Per le camere tue fanciulle e vecchi
vanno trescando, e Belzebub in mezzo
co’ mantici e col foco e co li specchi.

Già non fostù nudrita in piume al rezzo,
ma nuda al vento e scalza fra gli stecchi:
or vivi sì ch’ a Dio ne venga il lezzo».

Ai sonetti in volgare, però, Petrarca non darà molta importanza (è proprio vero quello che si dice, che un artista è sempre il peggior critico delle sue opere): i dotti del tempo stanno cominciando a riscoprire Cicerone, Virgilio, e tutti i poeti e gli scrittori dell’antica Roma. La gente colta scrive in latino, e fa a gara, anzi, a scriverlo nel più elegante dei modi. Così, Petrarca, dopo il Canzoniere, porta a termine moltissime opere in latino, e ad esse affida la sua fama. Ma i posteri ammireranno di lui soprattutto i sonetti del Canzoniere che racchiudono l’amore, la malinconia, il dolore e i sogni di questo grande poeta.

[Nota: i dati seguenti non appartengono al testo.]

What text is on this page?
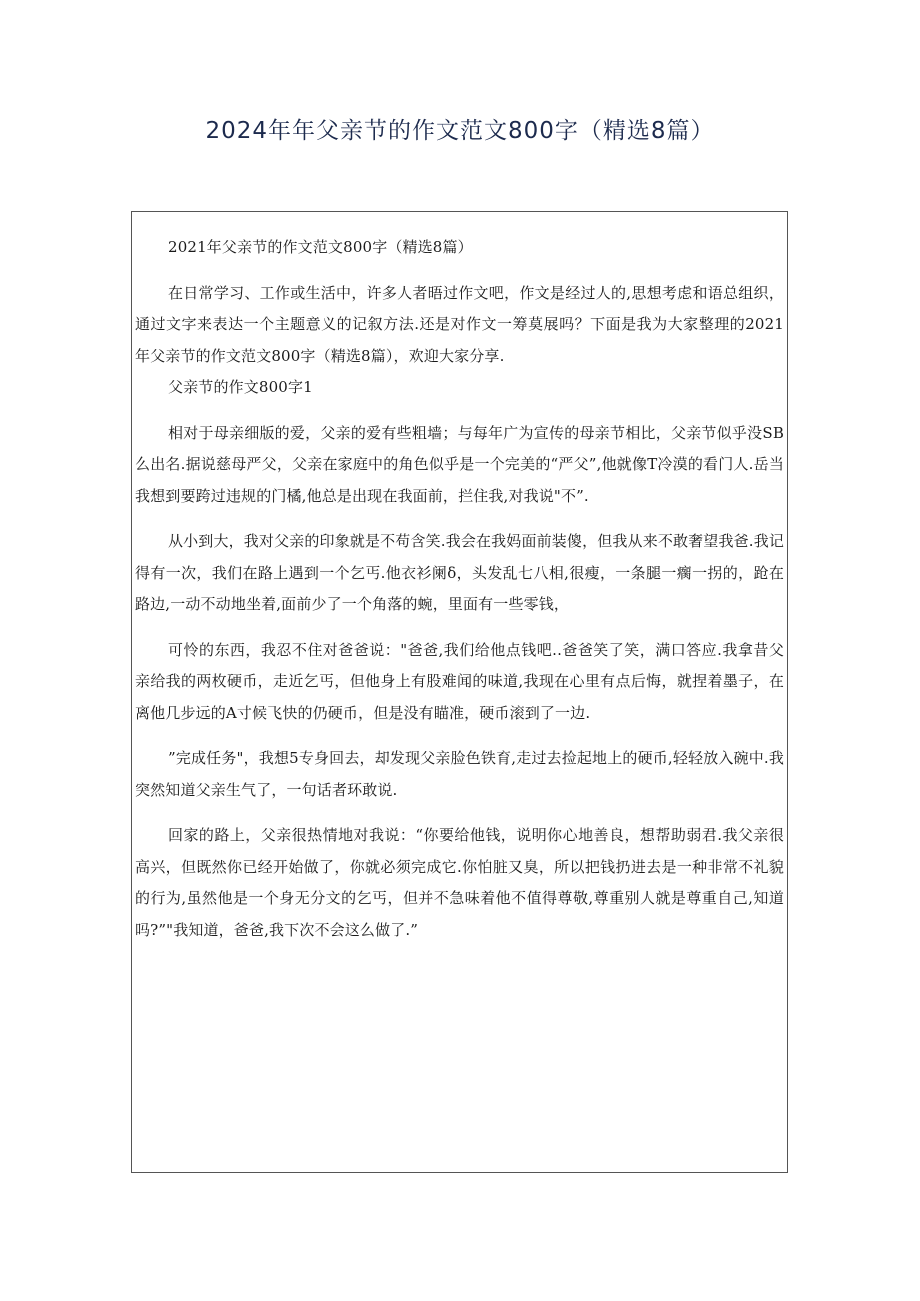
2024年年父亲节的作文范文800字（精选8篇）

2021年父亲节的作文范文800字（精选8篇）

在日常学习、工作或生活中，许多人者晤过作文吧，作文是经过人的,思想考虑和语总组织，通过文字来表达一个主题意义的记叙方法.还是对作文一筹莫展吗？下面是我为大家整理的2021年父亲节的作文范文800字（精选8篇），欢迎大家分享.

父亲节的作文800字1

相对于母亲细版的爱，父亲的爱有些粗墙；与每年广为宣传的母亲节相比，父亲节似乎没SB么出名.据说慈母严父，父亲在家庭中的角色似乎是一个完美的“严父”,他就像T冷漠的看门人.岳当我想到要跨过违规的门橘,他总是出现在我面前，拦住我,对我说"不”.

从小到大，我对父亲的印象就是不苟含笑.我会在我妈面前装傻，但我从来不敢奢望我爸.我记得有一次，我们在路上遇到一个乞丐.他衣衫阑δ，头发乱七八相,很瘦，一条腿一瘸一拐的，跄在路边,一动不动地坐着,面前少了一个角落的蜿，里面有一些零钱，

可怜的东西，我忍不住对爸爸说："爸爸,我们给他点钱吧..爸爸笑了笑，满口答应.我拿昔父亲给我的两枚硬币，走近乞丐，但他身上有股难闻的味道,我现在心里有点后悔，就捏着墨子，在离他几步远的A寸候飞快的仍硬币，但是没有瞄准，硬币滚到了一边.

”完成任务"，我想5专身回去，却发现父亲脸色铁育,走过去捡起地上的硬币,轻轻放入碗中.我突然知道父亲生气了，一句话者环敢说.

回家的路上，父亲很热情地对我说：“你要给他钱，说明你心地善良，想帮助弱君.我父亲很高兴，但既然你已经开始做了，你就必须完成它.你怕脏又臭，所以把钱扔进去是一种非常不礼貌的行为,虽然他是一个身无分文的乞丐，但并不急味着他不值得尊敬,尊重别人就是尊重自己,知道吗?”"我知道，爸爸,我下次不会这么做了.”
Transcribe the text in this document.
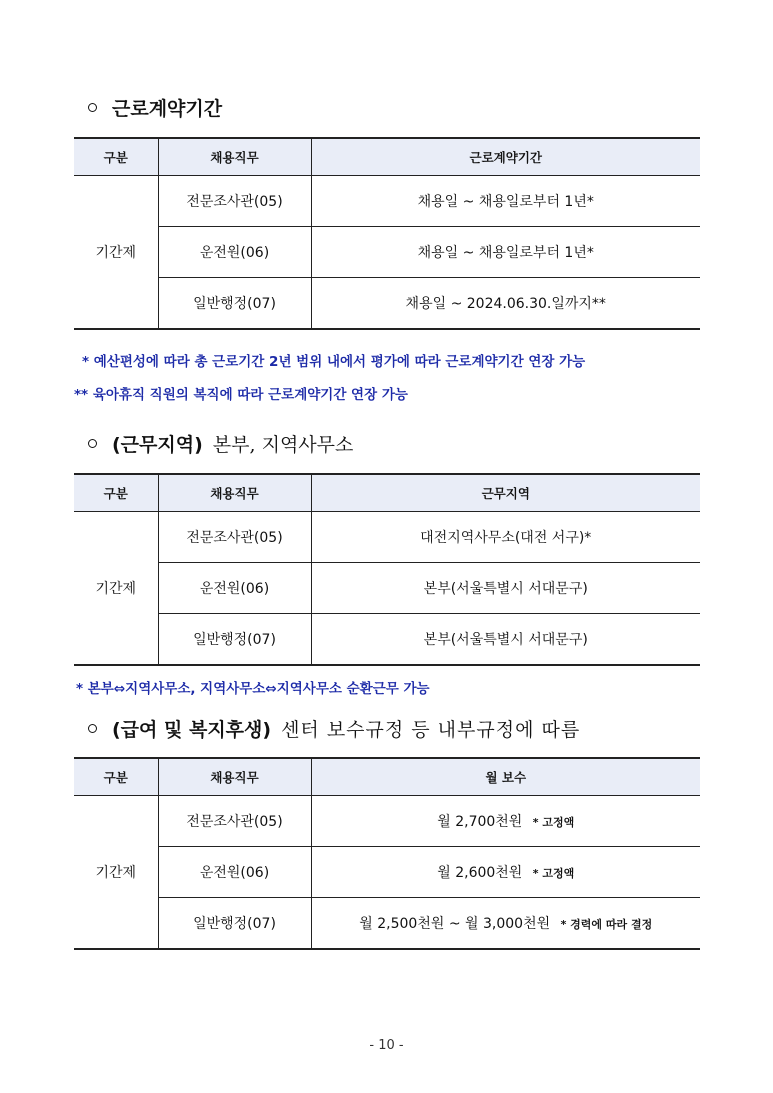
근로계약기간
구분	채용직무	근로계약기간
기간제	전문조사관(05)	채용일 ~ 채용일로부터 1년*
	운전원(06)	채용일 ~ 채용일로부터 1년*
	일반행정(07)	채용일 ~ 2024.06.30.일까지**
* 예산편성에 따라 총 근로기간 2년 범위 내에서 평가에 따라 근로계약기간 연장 가능
** 육아휴직 직원의 복직에 따라 근로계약기간 연장 가능
(근무지역) 본부, 지역사무소
구분	채용직무	근무지역
기간제	전문조사관(05)	대전지역사무소(대전 서구)*
	운전원(06)	본부(서울특별시 서대문구)
	일반행정(07)	본부(서울특별시 서대문구)
* 본부⇔지역사무소, 지역사무소⇔지역사무소 순환근무 가능
(급여 및 복지후생) 센터 보수규정 등 내부규정에 따름
구분	채용직무	월 보수
기간제	전문조사관(05)	월 2,700천원 * 고정액
	운전원(06)	월 2,600천원 * 고정액
	일반행정(07)	월 2,500천원 ~ 월 3,000천원 * 경력에 따라 결정
- 10 -
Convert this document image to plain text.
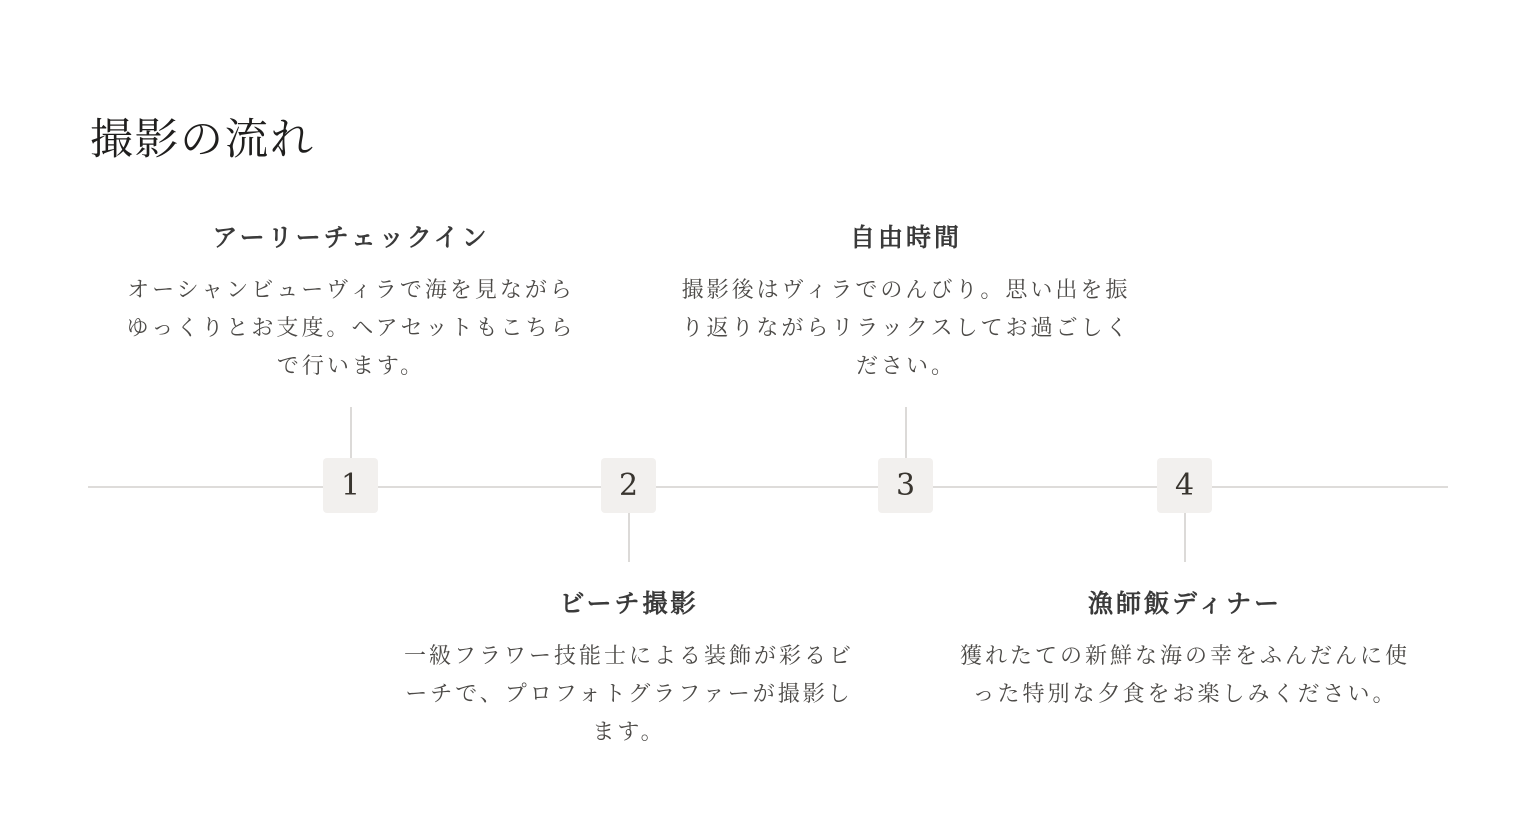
撮影の流れ
アーリーチェックイン

オーシャンビューヴィラで海を見ながらゆっくりとお支度。ヘアセットもこちらで行います。

1
ビーチ撮影

一級フラワー技能士による装飾が彩るビーチで、プロフォトグラファーが撮影します。

2
自由時間

撮影後はヴィラでのんびり。思い出を振り返りながらリラックスしてお過ごしください。

3
漁師飯ディナー

獲れたての新鮮な海の幸をふんだんに使った特別な夕食をお楽しみください。

4
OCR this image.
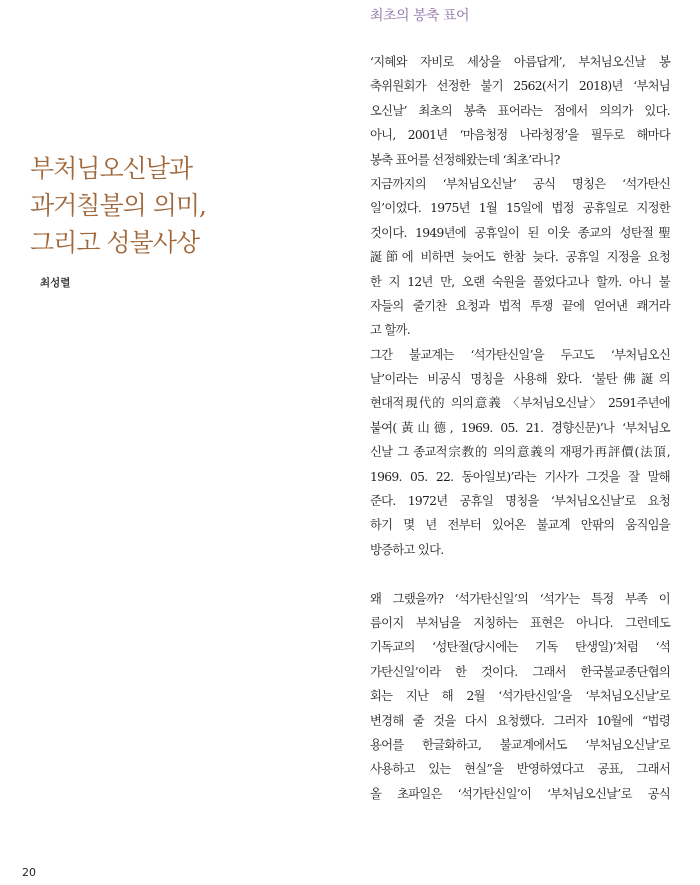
부처님오신날과
과거칠불의 의미,
그리고 성불사상

최성렬

최초의 봉축 표어
‘지혜와 자비로 세상을 아름답게’, 부처님오신날 봉
축위원회가 선정한 불기 2562(서기 2018)년 ‘부처님
오신날’ 최초의 봉축 표어라는 점에서 의의가 있다.
아니, 2001년 ‘마음청정 나라청정’을 필두로 해마다
봉축 표어를 선정해왔는데 ‘최초’라니?
지금까지의 ‘부처님오신날’ 공식 명칭은 ‘석가탄신
일’이었다. 1975년 1월 15일에 법정 공휴일로 지정한
것이다. 1949년에 공휴일이 된 이웃 종교의 성탄절聖
誕節에 비하면 늦어도 한참 늦다. 공휴일 지정을 요청
한 지 12년 만, 오랜 숙원을 풀었다고나 할까. 아니 불
자들의 줄기찬 요청과 법적 투쟁 끝에 얻어낸 쾌거라
고 할까.
그간 불교계는 ‘석가탄신일’을 두고도 ‘부처님오신
날’이라는 비공식 명칭을 사용해 왔다. ‘불탄佛誕의
현대적現代的 의의意義 〈부처님오신날〉 2591주년에
붙여(黃山德, 1969. 05. 21. 경향신문)’나 ‘부처님오
신날 그 종교적宗教的 의의意義의 재평가再評價(法頂,
1969. 05. 22. 동아일보)’라는 기사가 그것을 잘 말해
준다. 1972년 공휴일 명칭을 ‘부처님오신날’로 요청
하기 몇 년 전부터 있어온 불교계 안팎의 움직임을
방증하고 있다.
왜 그랬을까? ‘석가탄신일’의 ‘석가’는 특정 부족 이
름이지 부처님을 지칭하는 표현은 아니다. 그런데도
기독교의 ‘성탄절(당시에는 기독 탄생일)’처럼 ‘석
가탄신일’이라 한 것이다. 그래서 한국불교종단협의
회는 지난 해 2월 ‘석가탄신일’을 ‘부처님오신날’로
변경해 줄 것을 다시 요청했다. 그러자 10월에 “법령
용어를 한글화하고, 불교계에서도 ‘부처님오신날’로
사용하고 있는 현실”을 반영하였다고 공표, 그래서
올 초파일은 ‘석가탄신일’이 ‘부처님오신날’로 공식

20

Petrarca non rimarrà sempre ad Avignone. Con incarichi diplomatici, girerà l’Europa, e per otto anni abiterà a Milano. La politica – a differenza di Dante – non lo attrarrà. Il suo carattere predilige la quiete, i silenziosi studi, la natura, il raccoglimento. Amante della solitudine, nel 1336 compie un’importante ascensione sul monte Ventoux. Ma con i maggiori personaggi dell’epoca, Petrarca manterrà rapporti epistolari: lettere elegantissime, naturalmente in latino.

L’8 aprile 1341, dopo essere stato esaminato per tre giorni da Roberto d’Angiò, Re di Napoli, nella sala d’udienza del palazzo del Senato sul Campidoglio, a Roma, Francesco Petrarca riceve la corona di alloro come poeta, che egli depone sulla tomba di San Pietro. L’ha avuta per l’Africa, poema in latino che vuole rifarsi ai poemi epici antichi ma che, a parte poche pagine di alto lirismo, è di valore assai scarso: l’azione si trascina stancamente, mancano battaglie risolutive ed altre componenti del genere epico. Comunque, gli vale il titolo di poeta e rappresenta il suo momento di maggior trionfo. È, però, qualcosa di più di un trionfo personale: è il tentativo riuscito di riportare certi modelli e valori culturali alla posizione di alto prestigio di cui hanno goduto nell’antica Roma, un tentativo di rilanciare la figura pubblica del grande letterato. Di poco posteriore è il Secretum, una delle sue prose più intime e sincere, in cui confessa, in forma di dialogo con Sant’Agostino, la sua ambizione e il suo smoderato desiderio di gloria.

A settant’anni, il 18 luglio 1374, dopo una vita di studio, Francesco Petrarca si spegne ad Arquà, presso Padova, con accanto la figlia ed il genero e dove tuttora riposa.